Megabytes per Megapixel (MB per MP)

I had had the same thought, but I don’t know enough about image storage to have made a comment.

This must mean that file is an uncompressed Sony file for a 60mpixel sensor.

So yes, that compressed with 7zip quite ok.

If it was already losslessy compressed , 7zip wouldn’t so much at all .

2 Likes

Btw, some Nikons pack the 12b or 14b tightly in a bitstream, some don’t (thus adding an overhead that can be a considerable 33.33% in the 12b case).

Generally, all lossless compression schemes in wide use today are around 1.5x, 2x at best depending on the image content.

It is possible to bitpack raw data (in DNG parlance, BitsPerSample not a multiple of 8), but in the vast majority of implementations I’ve seen, things get padded up to 16 bits because it’s so much simpler implementation-wise. Interestingly, I’ve experimented with DNGs with BPS of 10 or 12, and Lightroom chokes on those but RawTherapee does not.

Sony definitely stores 14-bit samplies as uint16. So uncompressed Sonys have 2 bytes per pixel plus a little extra for the JPEG preview and a tiny amount for headers and metadata.

Sony’s lossy compression was a fairly fixed mechanism that was constant-ratio - 1 byte per pixel

Lossless compression typically achieves around 1.5:1 to 2:1 ratios depending on content, so 1-1.5 bytes/pixels is typical.

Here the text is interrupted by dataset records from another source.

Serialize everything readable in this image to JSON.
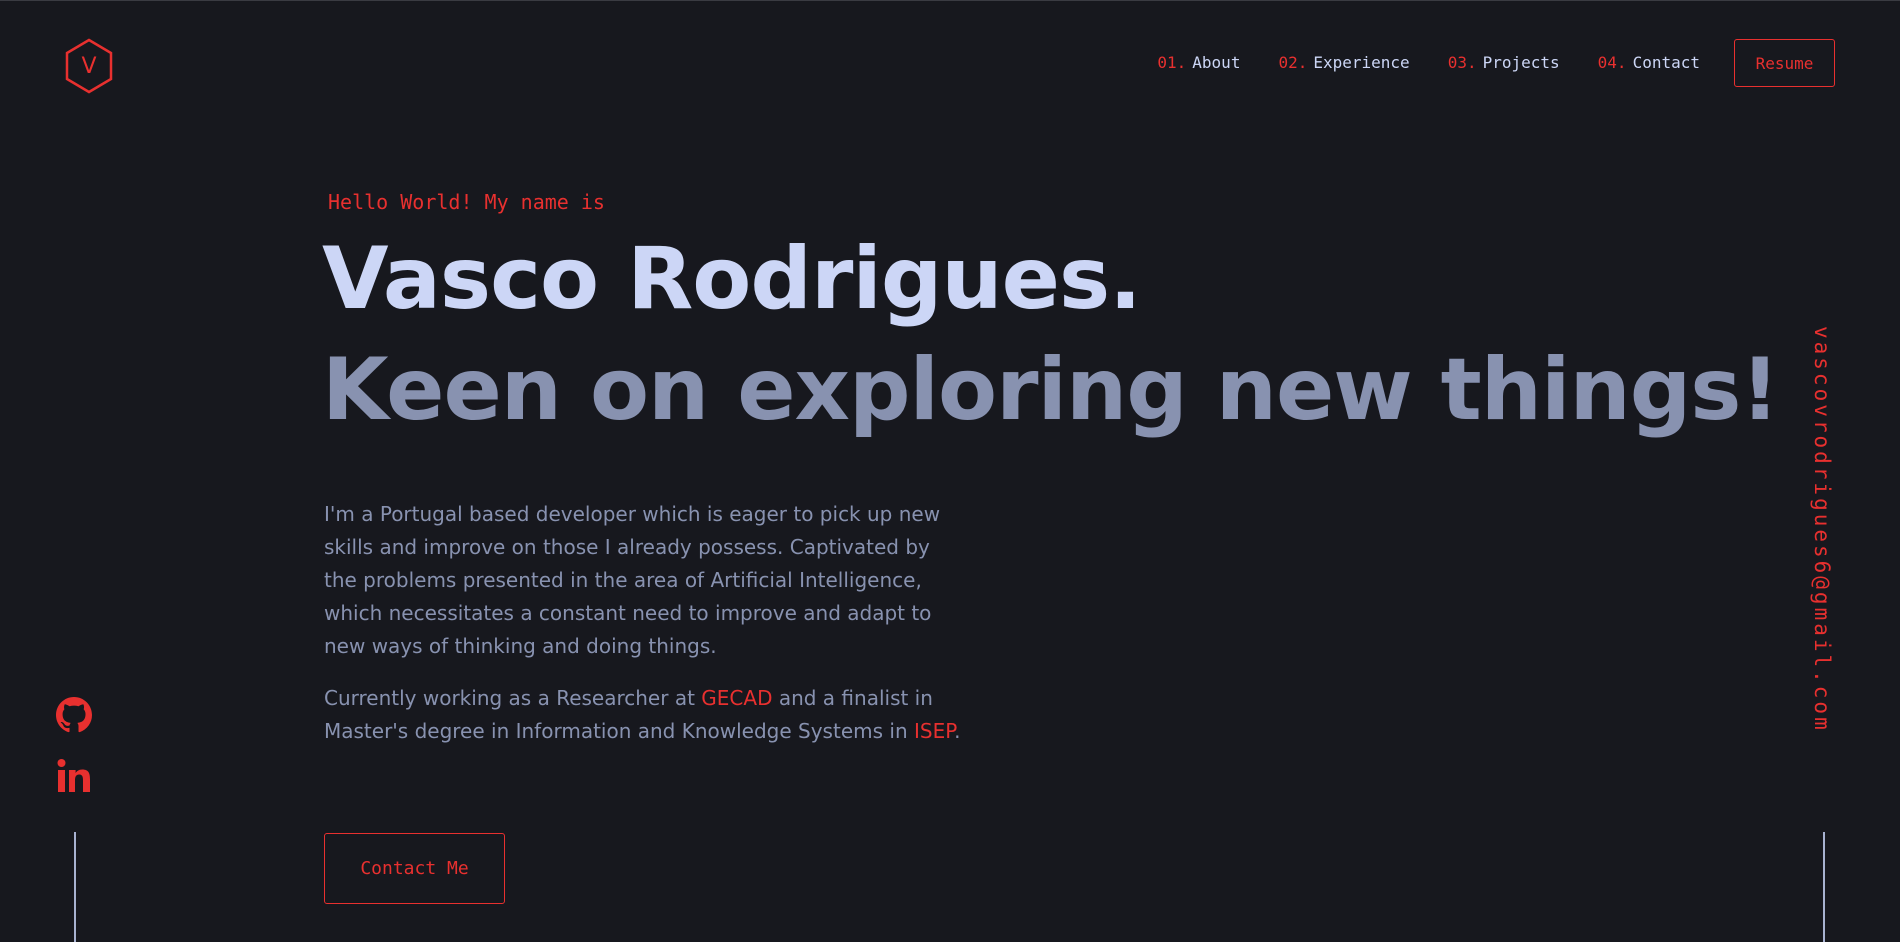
{
  "header": {
    "logo_letter": "V",
    "nav": [
      {
        "num": "01.",
        "label": "About"
      },
      {
        "num": "02.",
        "label": "Experience"
      },
      {
        "num": "03.",
        "label": "Projects"
      },
      {
        "num": "04.",
        "label": "Contact"
      }
    ],
    "resume_label": "Resume"
  },
  "hero": {
    "greeting": "Hello World! My name is",
    "name": "Vasco Rodrigues.",
    "tagline": "Keen on exploring new things!",
    "bio_p1": "I'm a Portugal based developer which is eager to pick up new skills and improve on those I already possess. Captivated by the problems presented in the area of Artificial Intelligence, which necessitates a constant need to improve and adapt to new ways of thinking and doing things.",
    "bio_p2_part1": "Currently working as a Researcher at ",
    "bio_p2_link1": "GECAD",
    "bio_p2_part2": " and a finalist in Master's degree in Information and Knowledge Systems in ",
    "bio_p2_link2": "ISEP",
    "bio_p2_part3": ".",
    "contact_label": "Contact Me"
  },
  "side": {
    "email": "vascovrodrigues6@gmail.com",
    "social_icons": [
      "github-icon",
      "linkedin-icon"
    ]
  },
  "colors": {
    "background": "#17181e",
    "accent": "#e8302f",
    "heading": "#ccd6f6",
    "text": "#8892b0"
  }
}
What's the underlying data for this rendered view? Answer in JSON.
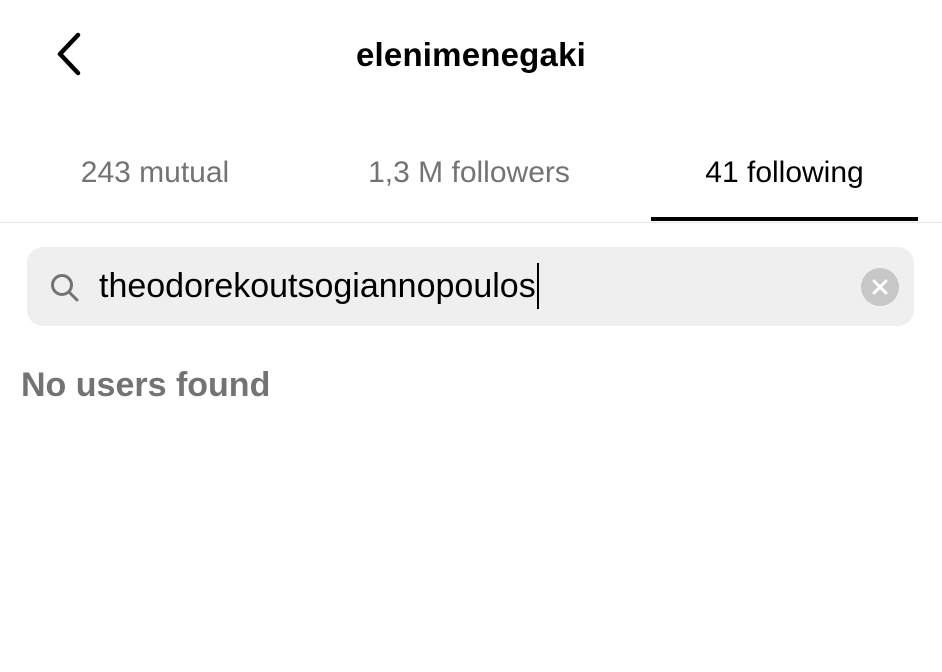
{
  "header": {
    "title": "elenimenegaki",
    "back_icon": "chevron-left-icon"
  },
  "tabs": [
    {
      "label": "243 mutual",
      "active": false
    },
    {
      "label": "1,3 M followers",
      "active": false
    },
    {
      "label": "41 following",
      "active": true
    }
  ],
  "search": {
    "icon": "search-icon",
    "value": "theodorekoutsogiannopoulos",
    "clear_icon": "clear-circle-icon"
  },
  "results": {
    "empty_message": "No users found"
  },
  "colors": {
    "text_primary": "#000000",
    "text_secondary": "#737373",
    "search_bg": "#efefef",
    "clear_bg": "#c7c7c7",
    "divider": "#e6e6e6"
  }
}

A black frame or clipped all-white frame will compress better and may be smaller.

This is why Sony didn’t offer lossless compression until the BIONZ XR.

2 Likes

The Raspberry Pi camera also packs its 12-bit data: https://www.strollswithmydog.com/open-raspberry-pi-high-quality-camera-raw/
Of course, packing 12 bits is simpler than packing 14 bits, placing 2x4 bits into a byte, but distributing 4x6 ‘extra’ bits (in addition to the 8 bits that go straight into a byte) in 3 bytes isn’t rocket science, either.

1 Like

You may also want to try very aggressive compression algorithms (such as bzip2, zstd, lzip, or xz), with the max compression setting. For me on CR2 and RW2 files they don’t make a whole lot of difference, (1–3%), but that’s already compressed data so one would need to uncompress first.

Then UTF-8 encoding is a form of compression, since technically Unicode characters are encoded on 21 bits these days.

Yes. It’s compressed compared with UTF-32.

I tried .tar.xz but was not able to squeeze anything more out.
I think main point is that the compression of the files varies a lot between manufacturers.
The vast amount of space that is going to be consumed comes from resolution of course but there can be some penalty depending on the particular make / model of the camera and of course on the type of image.

A reasonable concern was the space needed - not only locally but also cloud.
It is good to find out that even the bigger files compress quite well. At the end - looks like the cloud storage is going to be less of an issue than initially expected (because of compression that can be applied during backup).

Thank you all for your ideas and thoughts!

I’m using restic to backblaze b2 storage, and restic has built in compression as well as deduplication.

1 Like

Do you have an estimate of the per cent compression you are getting (I suppose I should ask what manufacturer’s files you are backing up too) ?

Since I generally shoot compressed lossless raw already, the compression doesn’t help a ton. I mostly have Nikon net, but also some old canon cr2, Fuji RAF, and now Ricoh dng. Majority net files though.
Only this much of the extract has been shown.